SHARE

Janette Beckman

Share This:

“It’s always a collaboration” says Janette Beckman, casting an eye over a wall of portraits hanging in her Lower East Side studio, Manhattan. “I like people. I’m interested in what they’re doing, what they’re life is about, chatting.”

 Words: Jonathan Turton

Photography: Janette Beckman

Present in New York at the dawn of Hip Hop in the 1980s, and in the UK five years previous for the birth of Punk, Janette Beckman has had a knack of being in the right place at the right time. Combining zeal and charisma, and the ability to frame an image, Beckman created her own luck in a competitive industry so characterised by timing. “Around the early seventies I walked into the offices of Sounds magazine with my little portfolio and met the then editor Vivienne Goldman. She liked my work and asked me if I wanted to go and take a photograph of Siouxsie and the Banshees that night. I was like, yeah, okay!”

“I’d never photographed a group before but I figured out how to do it and came back the next day with my pictures and she liked them, and asked me to do another band. And that’s how it went.” Both Beckman and Goldman went onto work for The Face before Janet moved onto Melody Maker, where she established herself as one of England’s premium band photographers. It was at Melody Maker where she first happened upon a new, vibrant music subculture coming from beyond the Atlantic. “I’d been the second-string photographer at Melody Maker since ’77 and they were like ‘there’s this Hip Hop review coming to town’. It was the first ever show of it’s kind in London. I thought that sounds cool I’ll have a look at it.”

“So I went down to meet the musicians in a hotel in Victoria, and I just saw all these people that looked really interesting and started snapping.
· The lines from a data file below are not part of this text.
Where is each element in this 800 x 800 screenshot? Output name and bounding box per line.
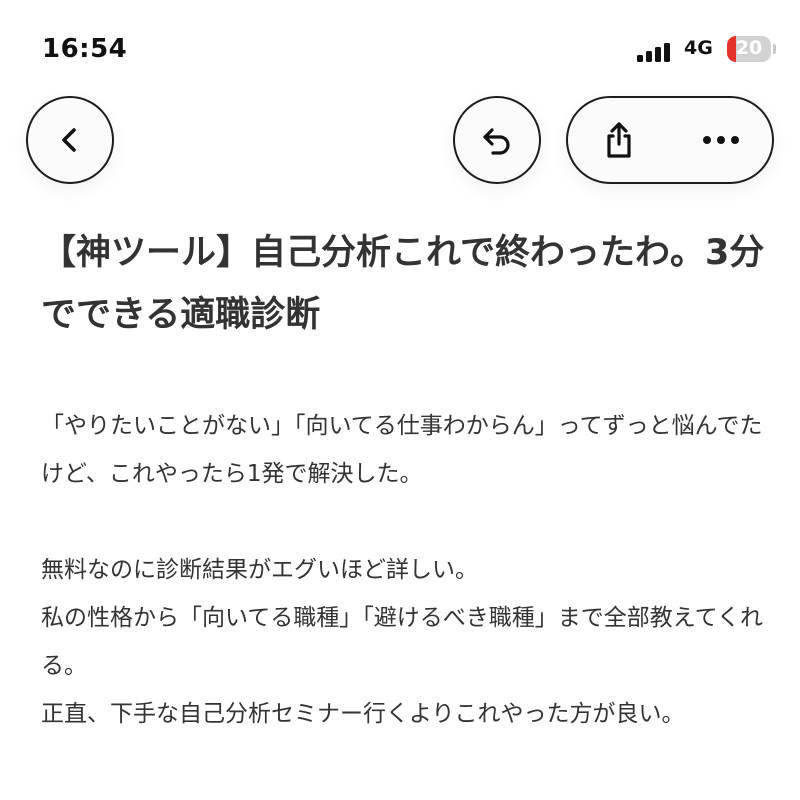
chevron-left-icon	[62, 128, 76, 152]
undo-button[interactable]	[453, 96, 541, 184]
paragraph-2: 無料なのに診断結果がエグいほど詳しい。 私の性格から「向いてる職種」「避けるべき職…	[41, 557, 763, 727]
action-pill	[566, 96, 774, 184]
battery-icon: 20	[727, 36, 771, 62]
cellular-signal-icon	[637, 40, 677, 62]
battery-tip	[773, 44, 776, 54]
article-title: 【神ツール】自己分析これで終わったわ。3分でできる適職診断	[41, 233, 765, 335]
article-body: 「やりたいことがない」「向いてる仕事わからん」ってずっと悩んでたけど、これやった…	[41, 402, 781, 738]
share-icon	[607, 122, 631, 158]
more-icon	[703, 136, 739, 144]
paragraph-1: 「やりたいことがない」「向いてる仕事わからん」ってずっと悩んでたけど、これやった…	[41, 413, 763, 487]
status-bar: 16:54 4G 20	[0, 0, 800, 80]
network-type: 4G	[684, 37, 713, 59]
back-button[interactable]	[26, 96, 114, 184]
battery-level: 20	[735, 37, 763, 59]
share-button[interactable]	[574, 98, 664, 182]
status-time: 16:54	[42, 34, 128, 64]
undo-icon	[483, 128, 510, 155]
more-button[interactable]	[672, 98, 770, 182]
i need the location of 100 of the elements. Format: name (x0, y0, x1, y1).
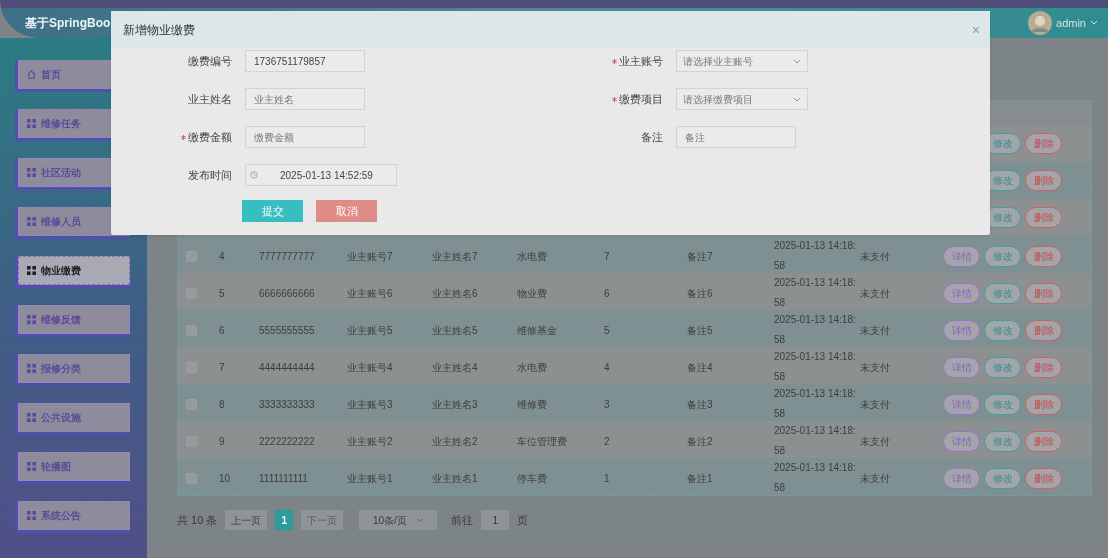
delete-button[interactable]: 删除 (1025, 356, 1062, 378)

I didn’t know who was who, but two of the first pictures I got where of Fab 5 Freddy and legendary graffiti artist Futura. I just loved their style.” At this point Beckman shifted from the very British, slightly depressed and dreary tones of Punk to the fresh resonance of Rap, leading eventually to a relocation. “I was visiting a friend in New York for Christmas and I just ended up staying. My pal was like ‘oh yeah, you could stay in the place next door it’s empty’, and I was like okay, I’ll stay here for a bit. I was down in what’s now Tribeca, but there was nothing in that area back then. There was a little alley by me though, which led to the now famous Mudd Club.”

“People started giving me work and former colleagues in London that knew I was here would say things like, ‘there’s this new group Run DMC, do you want to go and take a picture of them?’ I was so obsessed with the music and the culture, just like I’d been obsessed with the punk thing. It was perfect for me.” Beckman photographed a cacophony of rap stars during this period including The Beastie Boys, LL Cool J, NWA and A Tribe Called Quest, to name a few. New York was a new horizon of music, art and culture. “I didn’t know what to expect. I was from London and someone would be like here’s a number for this guy, Africa Bambaataa, go and take a picture of him in the Bronx. I didn’t know what the Bronx was but I’d jump on a train.”

“I was a girl with a camera and people where super nice to me. You meet someone, you talk to them, they talk to you. It’s about treating people with respect.” The notion of a white girl from England, wandering around the five borough’s of New York with expensive kit in the 80s seems problematic. Yet Beckman didn’t see it that way. “I think photographing a bunch of white skinheads in London is at least as scary as hanging out in Harlem in the 1980s. Maybe I was ignorant to how dangerous it was but I didn’t find it scary, I really didn’t. I was just curious.” Beckman’s relaxed attitude appears to have transferred to her subjects over the years (her portraits noted for their naturalness and spontaneity).  “I don’t do much in the way of posing people. My favourite thing when people come around here is to take a walk around the neighbourhood and let them do their thing.”

“If you look at the Run DMC shot, which is probably my favourite, if you were composing that image by the book, you’d have probably closed the car door. But for me it’s about the moment and capturing something real.” Away from commissions for the likes of Jocks and Nerds magazine, and advertising campaigns for brands such as Levi’s and Christian Dior, Beckman can still be spotted on the Lower East Side with her Fuji. “In the 90s I did a lot of street photography. I’d jump on a train, get off at a random stop in Brooklyn and start taking pictures.”

“It (photography) takes you places you would never usually go. I still go for walks with my camera with no intentions and if I get one shot it was worth it. It’s all about trying to make art, really.”

Spending the afternoon with Beckman, it’s evident that for her, photography is as much a lifestyle as it is a job or discipline. “Now I think a lot of people want to do it so they can make money. For us it wasn’t like that. We loved the music, we loved the culture, we wanted to be in it, a part of it.” Despite almost fifty years in the business, her motivations for doing photography remain proper. “You need to eat but sometimes I’m just happy to be in the place taking photographs. It’s a good way to meet people and get around and about.”